Os guitarristas Mats "Mappe" Björkman e Lars “Lasse”Johansson podem não ser reconhecidos individualmente pela técnica apurada. Entretanto, quando juntos, são responsáveis por algo raro no metal atual: solos daqueles que ficam na memória tanto quanto as melodias vocais. E talvez abraçando o que seria a última oportunidade em deixar sua marca para a posteridade, a dupla é o destaque absoluto do disco.

Quanto ao demissionário Robert Lowe, ele faz o melhor com o que foi dado (leia-se, as melodias algo repetitivas criadas pelo chefe para os refrãos), cantando cada frase com a maestria que lhe é peculiar. Poucas vezes uma banda acertou tão em cheio no substituto de um vocalista de renome e é uma pena que não seja ele a excursionar nesta que deve ser a ultima turnê da banda.

Saldo Final

Em se tratando do alto padrão de qualidade dos últimos três discos, aliado à grande expectativa criada por (supostamente) se tratar do derradeiro capítulo de uma das melhores bandas escandinavas em todos os tempos, é impossível não chegar a terrível conclusão:

Psalms For The Dead é tranquilamente o disco mais fraco desde o retorno da banda em 2005.
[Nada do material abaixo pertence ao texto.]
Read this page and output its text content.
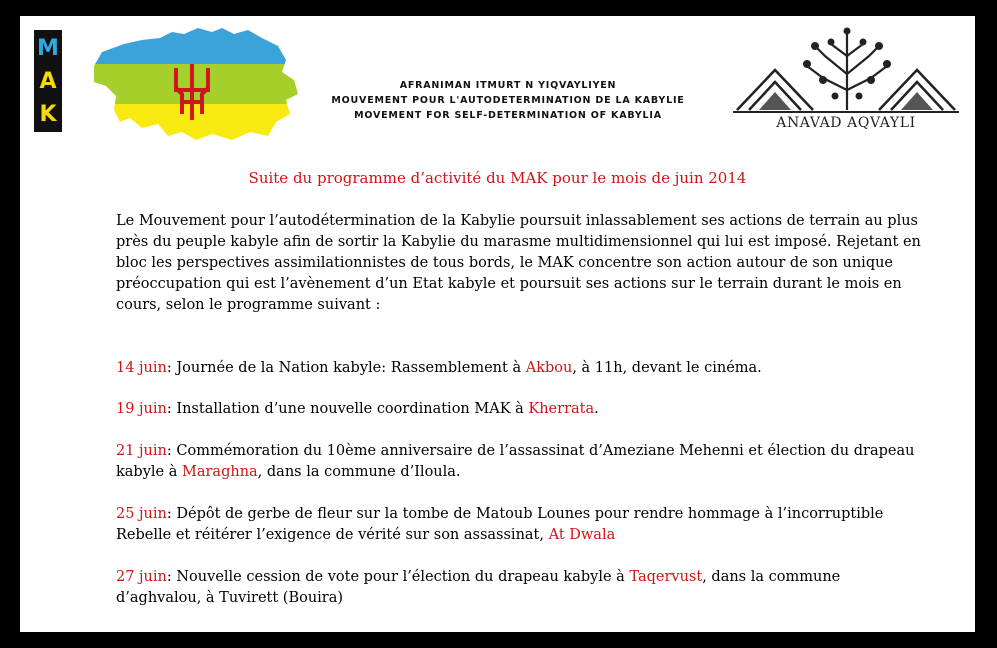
M
A
K
AFRANIMAN ITMURT N YIQVAYLIYEN
MOUVEMENT POUR L'AUTODETERMINATION DE LA KABYLIE
MOVEMENT FOR SELF-DETERMINATION OF KABYLIA	ANAVAD AQVAYLI
Suite du programme d’activité du MAK pour le mois de juin 2014
Le Mouvement pour l’autodétermination de la Kabylie poursuit inlassablement ses actions de terrain au plus près du peuple kabyle afin de sortir la Kabylie du marasme multidimensionnel qui lui est imposé. Rejetant en bloc les perspectives assimilationnistes de tous bords, le MAK concentre son action autour de son unique préoccupation qui est l’avènement d’un Etat kabyle et poursuit ses actions sur le terrain durant le mois en cours, selon le programme suivant :
14 juin: Journée de la Nation kabyle: Rassemblement à Akbou, à 11h, devant le cinéma.
19 juin: Installation d’une nouvelle coordination MAK à Kherrata.
21 juin: Commémoration du 10ème anniversaire de l’assassinat d’Ameziane Mehenni et élection du drapeau kabyle à Maraghna, dans la commune d’Iloula.
25 juin: Dépôt de gerbe de fleur sur la tombe de Matoub Lounes pour rendre hommage à l’incorruptible Rebelle et réitérer l’exigence de vérité sur son assassinat, At Dwala
27 juin: Nouvelle cession de vote pour l’élection du drapeau kabyle à Taqervust, dans la commune d’aghvalou, à Tuvirett (Bouira)
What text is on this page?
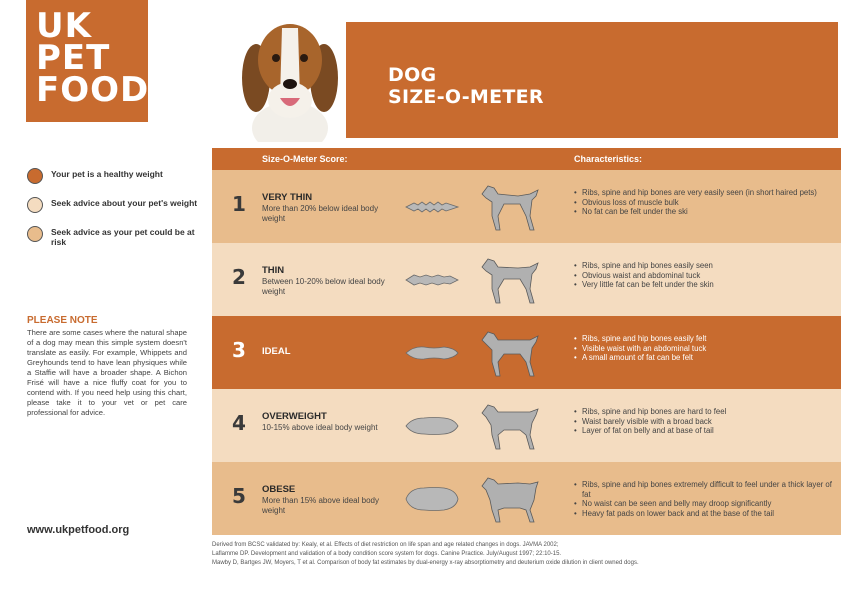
UK
PET
FOOD	DOG
SIZE-O-METER
Your pet is a healthy weight
Seek advice about your pet's weight
Seek advice as your pet could be at risk
PLEASE NOTE
There are some cases where the natural shape of a dog may mean this simple system doesn't translate as easily. For example, Whippets and Greyhounds tend to have lean physiques while a Staffie will have a broader shape. A Bichon Frisé will have a nice fluffy coat for you to contend with. If you need help using this chart, please take it to your vet or pet care professional for advice.
www.ukpetfood.org
Size-O-Meter Score:	Characteristics:
1 VERY THIN
More than 20% below ideal body weight
• Ribs, spine and hip bones are very easily seen (in short haired pets)
• Obvious loss of muscle bulk
• No fat can be felt under the ski
2 THIN
Between 10-20% below ideal body weight
• Ribs, spine and hip bones easily seen
• Obvious waist and abdominal tuck
• Very little fat can be felt under the skin
3 IDEAL
• Ribs, spine and hip bones easily felt
• Visible waist with an abdominal tuck
• A small amount of fat can be felt
4 OVERWEIGHT
10-15% above ideal body weight
• Ribs, spine and hip bones are hard to feel
• Waist barely visible with a broad back
• Layer of fat on belly and at base of tail
5 OBESE
More than 15% above ideal body weight
• Ribs, spine and hip bones extremely difficult to feel under a thick layer of fat
• No waist can be seen and belly may droop significantly
• Heavy fat pads on lower back and at the base of the tail
Derived from BCSC validated by: Kealy, et al. Effects of diet restriction on life span and age related changes in dogs. JAVMA 2002;
Laflamme DP. Development and validation of a body condition score system for dogs. Canine Practice. July/August 1997; 22:10-15.
Mawby D, Bartges JW, Moyers, T et al. Comparison of body fat estimates by dual-energy x-ray absorptiometry and deuterium oxide dilution in client owned dogs.
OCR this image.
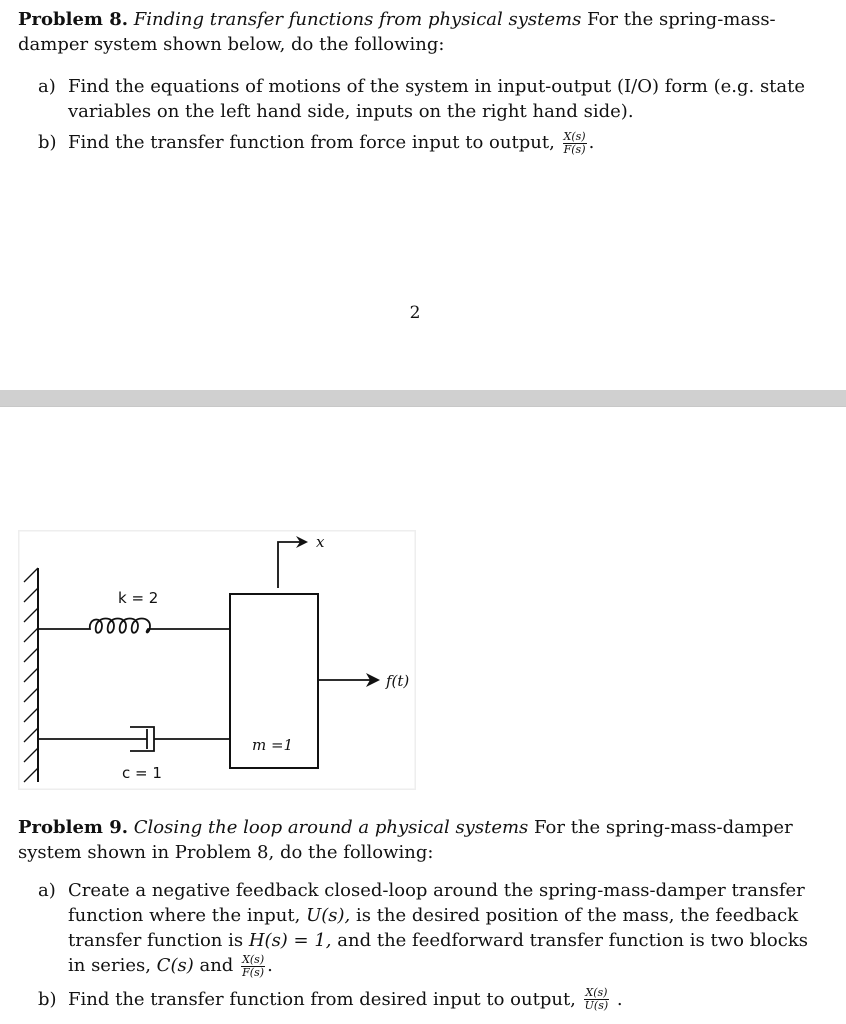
Problem 8. Finding transfer functions from physical systems For the spring-mass-damper system shown below, do the following:
a) Find the equations of motions of the system in input-output (I/O) form (e.g. state variables on the left hand side, inputs on the right hand side).
b) Find the transfer function from force input to output, $\frac{X(s)}{F(s)}$ .
2
k = 2
c = 1
m =1
x
f(t)
Problem 9. Closing the loop around a physical systems For the spring-mass-damper system shown in Problem 8, do the following:
a) Create a negative feedback closed-loop around the spring-mass-damper transfer function where the input, U(s), is the desired position of the mass, the feedback transfer function is H(s) = 1, and the feedforward transfer function is two blocks in series, C(s) and $\frac{X(s)}{F(s)}$ .
b) Find the transfer function from desired input to output, $\frac{X(s)}{U(s)}$ .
Mas se não será lembrado como um dos melhores discos do Candlemass, também fica a milhas de distância de ser considerado um disco ruim. Em suma, Psalms For The Dead é um bom disco de doom metal em sua vertente mais tradicional. O disco dificilmente deixará algum fã descontente, mas a irregularidade do material nele contido talvez seja a prova cabal de que esse é o momento certo para se aposentar.


NOTA:7

DVD da Edição Limitada:

Intitulado Let There Be Doom, o material do DVD é constituído de um making of do álbum intercalado com cenas do 70.000 Tons of Metal, o famigerado cruzeiro com shows de metal. Logo de início somos avisados que um dos guitarristas, Lars “Lasse”Johansson não pode participar do cruzeiro por problemas familiares. Logo de início, um problema – não há legendas. E tome cenas em línguas escandinavas e alemão. E mesmo os diálogos em inglês são de difícil compreensão, o sotaque dos caras (com exceção do americano Robert) é complicado. Algumas cenas da gravação do disco ou da sessão de fotos para o mesmo se salvam com muita boa vontade. No mais, são pouco mais de 25 minutos de imagens ruins e perfeitamente dispensáveis. Não vale tempo (para quem faz download) e muito menos dinheiro (para quem compra). Passe longe!

Curiosidade:
Para a turnê de despedida foi confirmado MatsLevén no posto de vocalista. Para quem não conheceMats já integrou o próprio Candlemass (e outros dois projetos de Edling: Krux e Abstrakt Algebra), além de ter participado de discos e turnês com o Therion, Yngwie Malmsteen, At Vance, dentre outros. Dotado de boa performance de palco, sua extensão vocal só fica aquém de sua capacidade em irritar tímpanos alheios. Uma pena que tenha que terminar assim. Para diminuir o fiasco, foi anunciado também que Per Wiberg arcará com as partes de teclado dessa derradeira turnê.



Ficha Técnica
Banda (Nacionalidade): Candlemass (SUE)
Título (ano de lançamento): Psalms For the Dead (2012)
Mídia: CD
Gravadora: Napalm Records (Importado)
Faixas: 9
Duração: 50’
Faixas:
1. Prophet; 2. The Sound of Dying Demons; 3. Dancing In The Temple; 4. Waterwitch; 5. The Lights Of Thebe; 6. Psalms For the Dead; 7. The Killing Of The Sun; 8. Siren Song; 9. Black as Time;

Rotule como: Doom Metal
Indicado para: Fãs de metal tocado à velocidade de uma tartaruga sifilítica, mas pesado como um elefante obeso.